2015 Benue State gubernatorial election
| Nominee | Samuel Ortom | Terhemen Tarzoor |  |
| Party | APC | PDP |
| Popular vote | 422,932 | 313,878 |
| Governor before election Gabriel Suswam PDP | Elected Governor Samuel Ortom APC |

= 2015 Benue State gubernatorial election =

State election in Nigeria

The 2015 Benue State gubernatorial election was the eighth gubernatorial election of Benue State, Nigeria, held on April 11, 2015. The All Progressives Congress nominee Samuel Ortom won the election, defeating Terhemen Tarzoor of the People's Democratic Party.

==APC primary==
APC primaries was supposed to be held on December 4, 2014, but it was shifted to December 5, 2014. On December 5, 2014, Steve Ugbah went to court and secured an injunction to stop the primaries because his name was excluded from the primaries. The injunction was later vacated on December 9, 2014. Days later, Samuel Ortom became APC candidate after other governorship aspirants stepped down for him and his name was submitted as the consensus candidate on December 11, 2014. This happened at the end of a close door meeting in Makurdi, Benue State brokered by former governor of the state (1999 to 2007), George Akume. APC governorship aspirants that stepped down are Emmanuel Jime, Mike Iordye and Akange Audu. Later, Steve Ugbah, Mike Iordye, JKN Waku and Akange Audu wrote to the APC national secretariat urging it to reject any name forwarded to it, because they didn't agree on a consensus candidate or conduct any primaries in Benue State. The case was later tabled to Abuja Federal High Court in suit number FHC/ABJ/ CS/1057/14, against the party leadership by Steve Ugbah, Emmanuel Jime, Mike Iordye and JKN Waku. During the court case, Mike Iordye told the court that he didn't authorise the filing of the suit and his name was struck out as a party. However, Steve Ugbah also notified the court about his withdrawal from the suit after he became the Director General of the Ortom/Abounu Governorship Campaign Organization, leaving only Emmanuel Jime and JKN Waku in the suit. In August 2015, Emmanuel Jime and JKN Waku finally withdrew their case in the court after the intervention of President of Nigeria, Muhammadu Buhari.
===Candidates===
- Samuel Ortom
- Emmanuel Jime
- Mike Iordye
- Akange Audu
- Steve Ugbah
- JKN Waku

==PDP primary==
PDP candidate Terhemen Tarzoor defeated 7 other contestants to clinch the party ticket. He won with 517 votes to defeat his closest rival and the deputy governor of the state, Steven Lawani, who received 311 votes. Samuel Ortom, former Minister of Industry, Trade and Investment received 111 votes, Sam Odeh received 48 votes, Ada Chenge received 47 votes, Mike Kaase Aondoakaa received 25 votes, Mathias Oyigeya received 5 votes, Terhemba Shija received 3 votes. During the election, ten aspirants withdrew from the exercise for personal reasons. Their names are Felix Atume, Andy Owouku, Alex Adum, James Mbachiantim, Tivlumun Nyitse, David Ker, Hinga Biem, Simon Anchaver, Eugine Aliegba and Terhemba Nongo.

===Candidates===
- Terhemen Tarzoor
- Steven Lawani
- Samuel Ortom
- Sam Odeh
- Ada Chenge
- Mike Kaase Aondoakaa
- Mathias Oyigeya
- Terhemba Shija

==Other governorship aspirants and party==
- Caleb Ugiringa Aba, APGA
- William Ligom, LP
- Samuel Gar, SDP
- Boniface Umele, ACPN
- Ogolekwu Shadrack, APA
- Odeh Helen, NNPP

== Results ==
A total of 8 candidates contested in the election.

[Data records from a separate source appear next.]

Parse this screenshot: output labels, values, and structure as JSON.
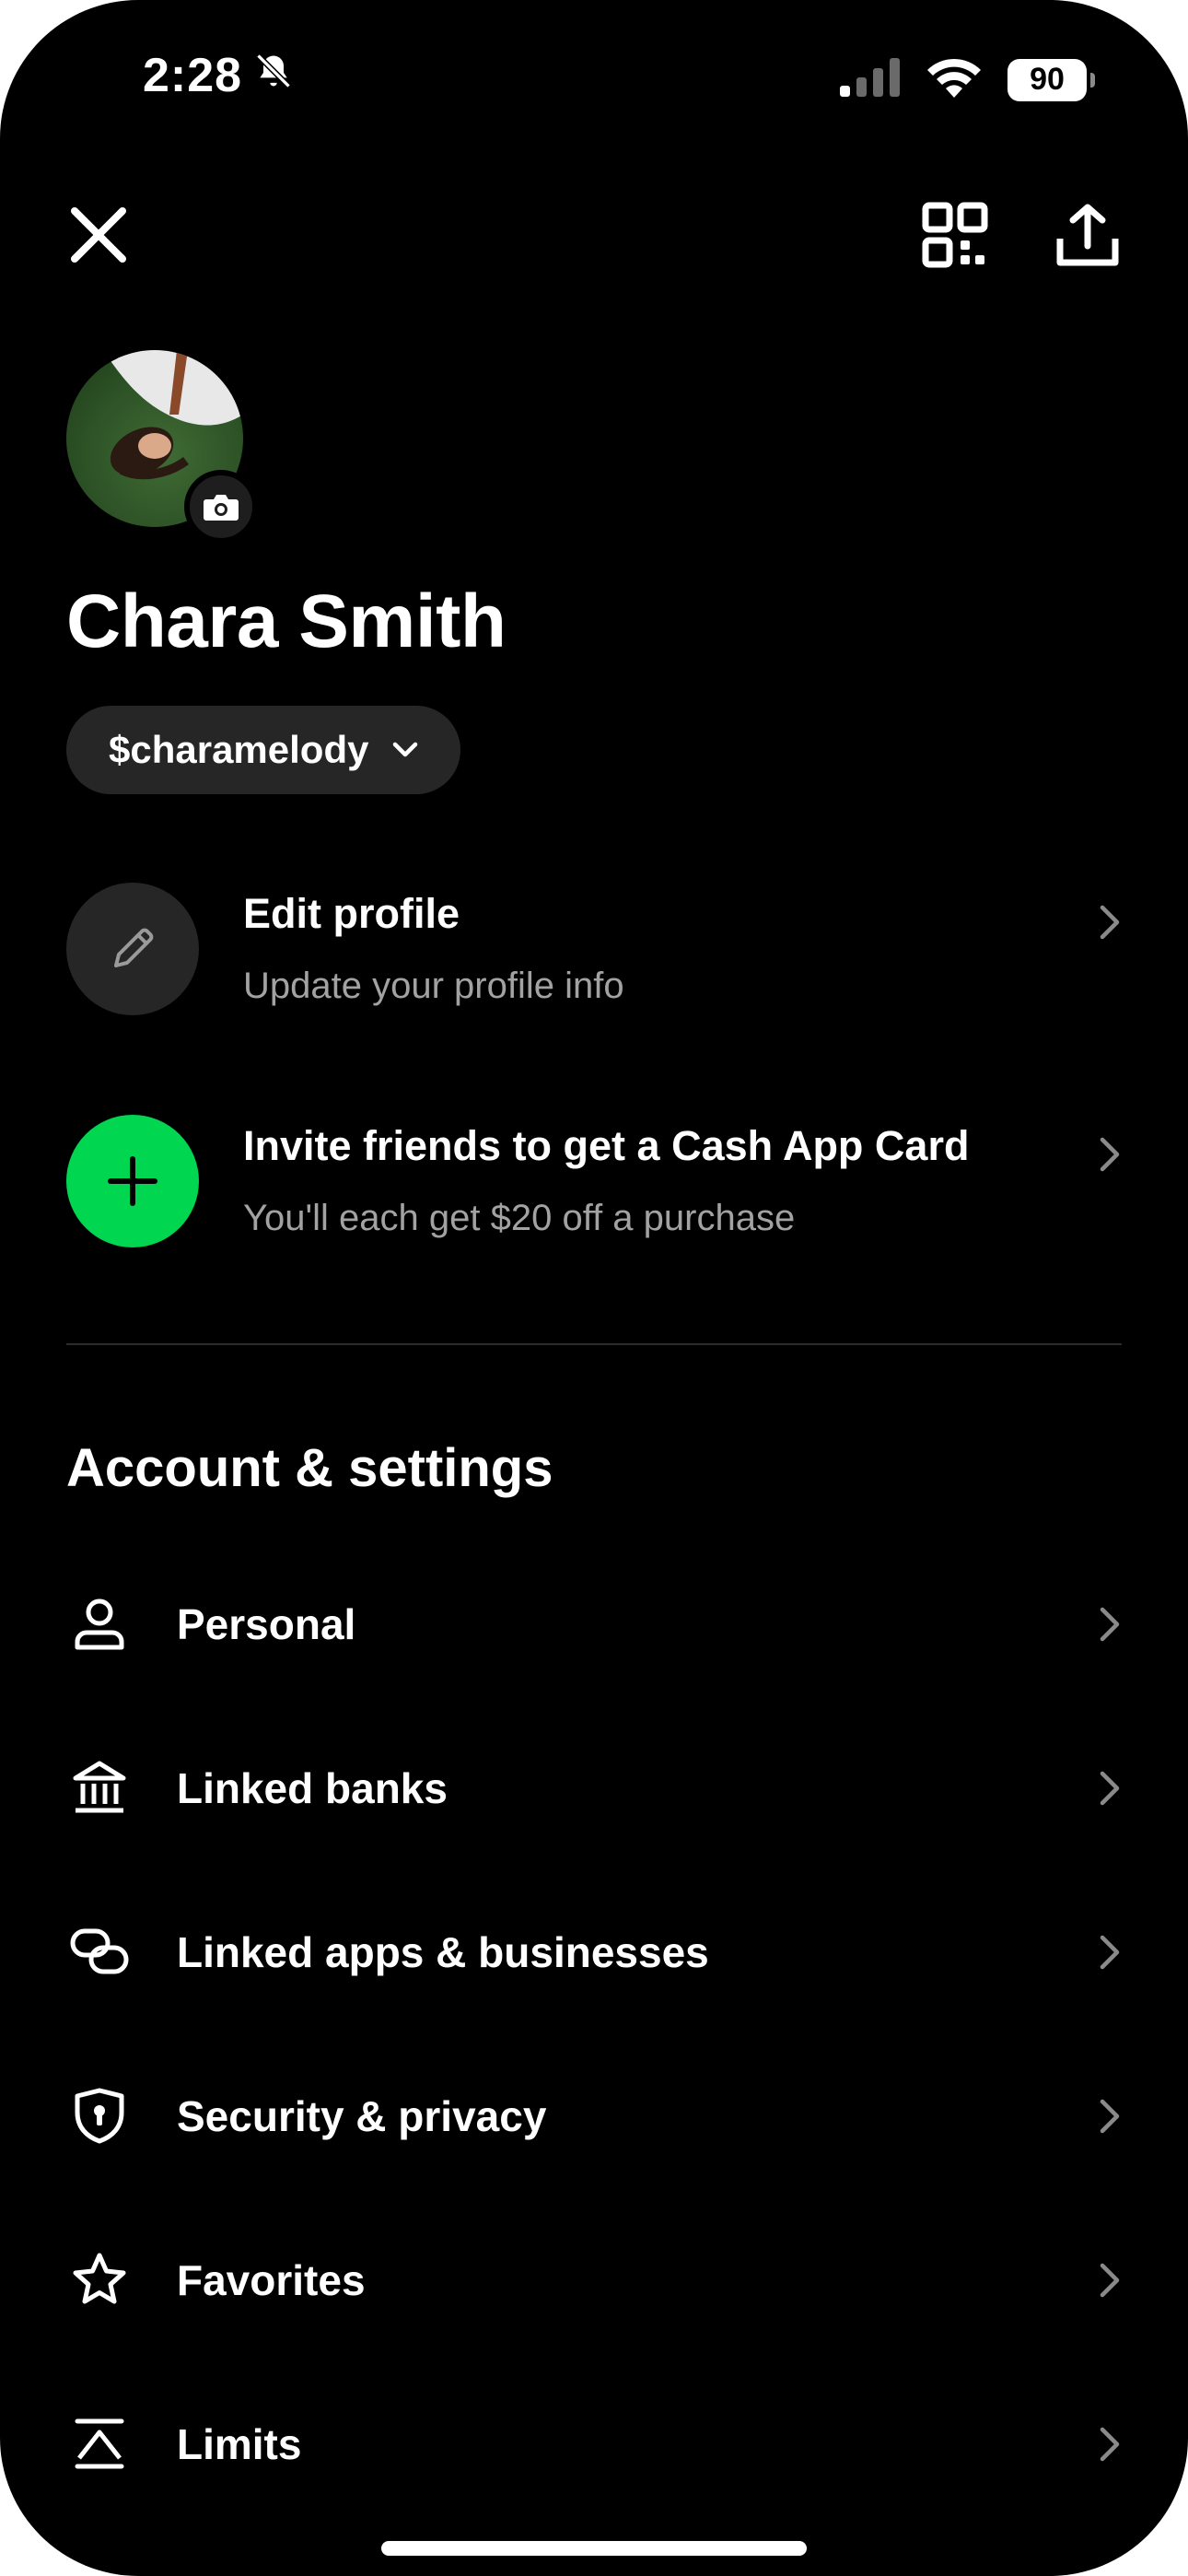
{
  "status_bar": {
    "time": "2:28",
    "battery": "90",
    "icons": [
      "bell-slash-icon",
      "signal-icon",
      "wifi-icon",
      "battery-icon"
    ]
  },
  "header": {
    "icons": [
      "close-icon",
      "qr-code-icon",
      "share-icon"
    ]
  },
  "profile": {
    "name": "Chara Smith",
    "cashtag": "$charamelody",
    "avatar_badge_icon": "camera-icon"
  },
  "actions": [
    {
      "title": "Edit profile",
      "subtitle": "Update your profile info",
      "icon": "pencil-icon",
      "icon_bg": "#262626"
    },
    {
      "title": "Invite friends to get a Cash App Card",
      "subtitle": "You'll each get $20 off a purchase",
      "icon": "plus-icon",
      "icon_bg": "#00D64F"
    }
  ],
  "settings": {
    "heading": "Account & settings",
    "items": [
      {
        "label": "Personal",
        "icon": "person-icon"
      },
      {
        "label": "Linked banks",
        "icon": "bank-icon"
      },
      {
        "label": "Linked apps & businesses",
        "icon": "link-icon"
      },
      {
        "label": "Security & privacy",
        "icon": "shield-icon"
      },
      {
        "label": "Favorites",
        "icon": "star-icon"
      },
      {
        "label": "Limits",
        "icon": "limits-icon"
      }
    ]
  },
  "colors": {
    "background": "#000000",
    "accent_green": "#00D64F",
    "pill_bg": "#262626",
    "secondary_text": "#A2A2A2"
  }
}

2015 Benue State gubernatorial election
| Party |  | Candidate | Votes | % | ±% |
|---|---|---|---|---|---|
|  | APC | Samuel Ortom | 422,932 |  |  |
|  | PDP | Terhemen Tarzoor | 313,878 |  |  |
|  | APC hold |  |  |  |  |

==Aftermath==
After the election, Terhemen Tarzoor from the People's Democratic Party challenged the outcome of the election at the Benue State Governorship Elections Petitions Tribunal. The PDP candidate told the tribunal that the APC candidate and the winner of the election, Samuel Ortom was not qualified because he was not validly nominated to contest the election by his party, the APC. He also told the tribunal to declare that all votes scored by Samuel Ortom were invalid and that he should be declared the winner after certificate of return is withdrawn from Samuel Ortom. The tribunal upheld the election of Samuel Ortom. The case was also taken to the Appeal court and Supreme court, which also upheld the victory of Samuel Ortom in the election.